The 49ers’ defensive coordinator, Steve Wilks, in his inaugural year with the team, will transition from the coach’s booth to the field level to call plays in Sunday’s game against the Jacksonville Jaguars, as announced by coach Kyle Shanahan on Wednesday.
“We’re going to put him on the field this week,” Shanahan stated. “[It’s] something we’ve talked about for a little bit… There are pluses to it and minuses to it, but we’ll see what we like about this week.”
This move follows the team’s three-game losing streak, during which their defense plummeted from one of the league’s best to one of the worst. In the initial five games, the 49ers led the NFL in points allowed per game (13.6), ranked third in yards allowed (266.8 per game), fifth in defensive expected points added (33.98), and sixth in takeaways (9).
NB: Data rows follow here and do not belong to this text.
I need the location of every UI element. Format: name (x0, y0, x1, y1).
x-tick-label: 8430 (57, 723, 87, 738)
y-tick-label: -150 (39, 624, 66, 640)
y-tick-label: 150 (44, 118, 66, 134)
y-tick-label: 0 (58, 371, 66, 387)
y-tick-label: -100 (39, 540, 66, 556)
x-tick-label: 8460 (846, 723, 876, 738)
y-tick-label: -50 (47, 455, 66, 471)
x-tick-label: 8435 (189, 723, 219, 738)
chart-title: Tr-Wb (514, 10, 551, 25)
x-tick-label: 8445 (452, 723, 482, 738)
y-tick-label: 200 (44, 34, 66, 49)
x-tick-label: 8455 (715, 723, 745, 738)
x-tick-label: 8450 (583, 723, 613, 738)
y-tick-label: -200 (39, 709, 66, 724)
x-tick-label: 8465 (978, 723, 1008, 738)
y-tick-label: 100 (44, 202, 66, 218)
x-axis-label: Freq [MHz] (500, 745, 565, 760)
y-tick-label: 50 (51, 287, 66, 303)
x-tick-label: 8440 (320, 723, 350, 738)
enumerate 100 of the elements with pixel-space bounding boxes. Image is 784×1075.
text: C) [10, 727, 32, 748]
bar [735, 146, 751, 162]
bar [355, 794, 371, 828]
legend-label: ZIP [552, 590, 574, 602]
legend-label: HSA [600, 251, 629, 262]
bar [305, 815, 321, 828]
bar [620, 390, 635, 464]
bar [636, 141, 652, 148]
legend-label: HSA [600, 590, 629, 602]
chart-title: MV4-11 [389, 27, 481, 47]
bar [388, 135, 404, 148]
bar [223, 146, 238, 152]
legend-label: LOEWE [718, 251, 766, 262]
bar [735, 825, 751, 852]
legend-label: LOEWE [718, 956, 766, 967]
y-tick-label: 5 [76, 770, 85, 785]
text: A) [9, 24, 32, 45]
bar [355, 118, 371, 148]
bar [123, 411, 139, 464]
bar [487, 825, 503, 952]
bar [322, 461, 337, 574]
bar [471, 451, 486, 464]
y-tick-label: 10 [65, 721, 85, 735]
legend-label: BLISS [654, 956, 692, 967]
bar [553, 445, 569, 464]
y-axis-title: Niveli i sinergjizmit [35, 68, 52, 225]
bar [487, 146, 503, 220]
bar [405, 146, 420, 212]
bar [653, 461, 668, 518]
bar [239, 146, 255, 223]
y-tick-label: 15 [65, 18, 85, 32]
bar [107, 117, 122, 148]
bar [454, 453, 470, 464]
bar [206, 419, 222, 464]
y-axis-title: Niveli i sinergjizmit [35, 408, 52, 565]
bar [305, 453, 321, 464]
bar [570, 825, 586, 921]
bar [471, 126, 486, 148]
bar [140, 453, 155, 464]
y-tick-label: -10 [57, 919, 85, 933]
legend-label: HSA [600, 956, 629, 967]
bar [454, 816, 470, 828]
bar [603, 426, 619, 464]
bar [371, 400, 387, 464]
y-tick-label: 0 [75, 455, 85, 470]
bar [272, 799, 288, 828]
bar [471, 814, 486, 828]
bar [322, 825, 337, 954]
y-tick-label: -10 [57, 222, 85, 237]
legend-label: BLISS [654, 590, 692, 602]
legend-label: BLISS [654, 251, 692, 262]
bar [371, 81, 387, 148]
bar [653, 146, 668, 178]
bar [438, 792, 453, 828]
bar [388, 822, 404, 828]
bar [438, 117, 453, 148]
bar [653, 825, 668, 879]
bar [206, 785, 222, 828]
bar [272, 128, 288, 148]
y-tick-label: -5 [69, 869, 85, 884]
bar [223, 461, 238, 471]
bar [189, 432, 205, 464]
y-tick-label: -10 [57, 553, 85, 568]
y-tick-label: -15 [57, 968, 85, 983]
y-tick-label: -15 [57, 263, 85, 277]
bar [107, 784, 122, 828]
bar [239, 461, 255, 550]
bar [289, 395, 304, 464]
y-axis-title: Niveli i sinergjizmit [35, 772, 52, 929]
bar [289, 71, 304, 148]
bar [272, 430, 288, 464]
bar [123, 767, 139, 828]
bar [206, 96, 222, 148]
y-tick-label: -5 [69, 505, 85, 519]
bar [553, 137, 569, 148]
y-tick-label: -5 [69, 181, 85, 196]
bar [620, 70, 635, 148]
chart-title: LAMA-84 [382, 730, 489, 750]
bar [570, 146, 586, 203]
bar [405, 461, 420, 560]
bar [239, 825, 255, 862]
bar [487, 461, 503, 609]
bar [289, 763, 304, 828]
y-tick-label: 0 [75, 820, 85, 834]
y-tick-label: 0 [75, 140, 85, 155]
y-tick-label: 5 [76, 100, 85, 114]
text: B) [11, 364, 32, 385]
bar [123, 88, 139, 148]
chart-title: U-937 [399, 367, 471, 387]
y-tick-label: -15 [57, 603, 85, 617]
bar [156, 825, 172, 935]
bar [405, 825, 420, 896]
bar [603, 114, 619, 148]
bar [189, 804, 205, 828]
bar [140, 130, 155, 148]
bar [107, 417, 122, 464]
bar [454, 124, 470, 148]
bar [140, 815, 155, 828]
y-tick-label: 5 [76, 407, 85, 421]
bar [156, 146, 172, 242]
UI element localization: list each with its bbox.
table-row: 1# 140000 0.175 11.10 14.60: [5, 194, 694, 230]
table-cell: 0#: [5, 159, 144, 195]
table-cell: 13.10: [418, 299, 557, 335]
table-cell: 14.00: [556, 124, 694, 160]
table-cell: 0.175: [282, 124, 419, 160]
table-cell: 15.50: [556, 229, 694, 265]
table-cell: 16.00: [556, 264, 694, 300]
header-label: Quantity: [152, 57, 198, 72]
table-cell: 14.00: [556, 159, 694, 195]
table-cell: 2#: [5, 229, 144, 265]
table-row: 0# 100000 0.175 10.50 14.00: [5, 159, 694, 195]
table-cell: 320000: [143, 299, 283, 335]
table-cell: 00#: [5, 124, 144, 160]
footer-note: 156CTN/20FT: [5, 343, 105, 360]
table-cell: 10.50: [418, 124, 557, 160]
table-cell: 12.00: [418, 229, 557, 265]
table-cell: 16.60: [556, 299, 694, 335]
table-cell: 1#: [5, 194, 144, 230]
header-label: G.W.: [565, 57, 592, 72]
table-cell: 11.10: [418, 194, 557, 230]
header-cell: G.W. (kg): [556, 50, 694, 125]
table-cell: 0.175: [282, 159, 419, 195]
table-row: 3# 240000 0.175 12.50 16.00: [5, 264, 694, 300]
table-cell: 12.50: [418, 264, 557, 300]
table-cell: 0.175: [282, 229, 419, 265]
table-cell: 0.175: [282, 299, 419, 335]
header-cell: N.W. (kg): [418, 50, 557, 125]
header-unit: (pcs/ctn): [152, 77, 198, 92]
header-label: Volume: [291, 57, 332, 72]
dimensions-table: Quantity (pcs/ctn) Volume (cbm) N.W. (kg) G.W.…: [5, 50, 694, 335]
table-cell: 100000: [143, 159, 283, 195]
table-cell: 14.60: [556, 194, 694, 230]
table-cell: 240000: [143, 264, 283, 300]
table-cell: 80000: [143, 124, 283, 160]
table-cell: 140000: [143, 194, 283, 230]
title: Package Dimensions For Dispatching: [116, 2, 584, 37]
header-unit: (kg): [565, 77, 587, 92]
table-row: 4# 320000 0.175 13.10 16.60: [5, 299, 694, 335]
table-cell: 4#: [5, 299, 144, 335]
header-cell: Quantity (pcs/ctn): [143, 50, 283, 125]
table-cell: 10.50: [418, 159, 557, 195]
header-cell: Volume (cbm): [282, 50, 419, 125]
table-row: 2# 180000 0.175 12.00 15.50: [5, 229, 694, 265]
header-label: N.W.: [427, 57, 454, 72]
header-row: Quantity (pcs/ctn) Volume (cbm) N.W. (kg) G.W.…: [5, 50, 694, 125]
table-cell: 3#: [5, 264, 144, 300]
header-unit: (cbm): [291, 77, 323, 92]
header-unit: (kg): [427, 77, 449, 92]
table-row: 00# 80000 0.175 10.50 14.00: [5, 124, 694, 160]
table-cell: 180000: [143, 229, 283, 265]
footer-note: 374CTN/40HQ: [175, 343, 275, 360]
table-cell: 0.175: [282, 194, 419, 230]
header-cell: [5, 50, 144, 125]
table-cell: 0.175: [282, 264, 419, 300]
However, over the subsequent three weeks, they fell to 24th (24), 30th (395.3), 31st (-5.5), and tied for 13th (4), respectively.
Unsurprisingly, the 49ers lost all three of those games, struggling to contain the run, apply consistent pressure on the quarterback, and execute tackles reliably.
Linebacker Fred Warner, after a 31-17 loss to the Cincinnati Bengals on Oct. 29, dismissed the idea of placing blame solely on Wilks but acknowledged a learning curve for the coordinator with a new team.
Throughout the first eight weeks, Wilks relayed calls from the booth to linebackers coach Johnny Holland, who then passed them on to Warner on the field. Now, with Wilks on the sideline, communication is expected to be more direct. Warner believes this change will be seamless and beneficial.
“I think it will be a flawless transition, whether it be him giving the calls or staying with Johnny,” Warner expressed. “Having him down there connecting with us on the field is going to be great… I think more so than anything, I think him just wanting to be down there as our leader of the group, just to be down there and make adjustments on the fly, when need be, just being down there with us, looking at us in our eye when we’re down there, just little things like that [will help].”
Unlike past defensive coordinators who called games from the field, Wilks, with a background in working with defensive backs, admitted to getting too excited on the sidelines. Now, as the 49ers seek to revitalize their season, he is willing to try something new, embracing any change—big or small.
“I kind of want him to be down and be near our players a little bit,” Shanahan explained. “They’ve had that more with just the linebacker communication in the past, and I want him to be down there so he can talk to guys a little bit more.”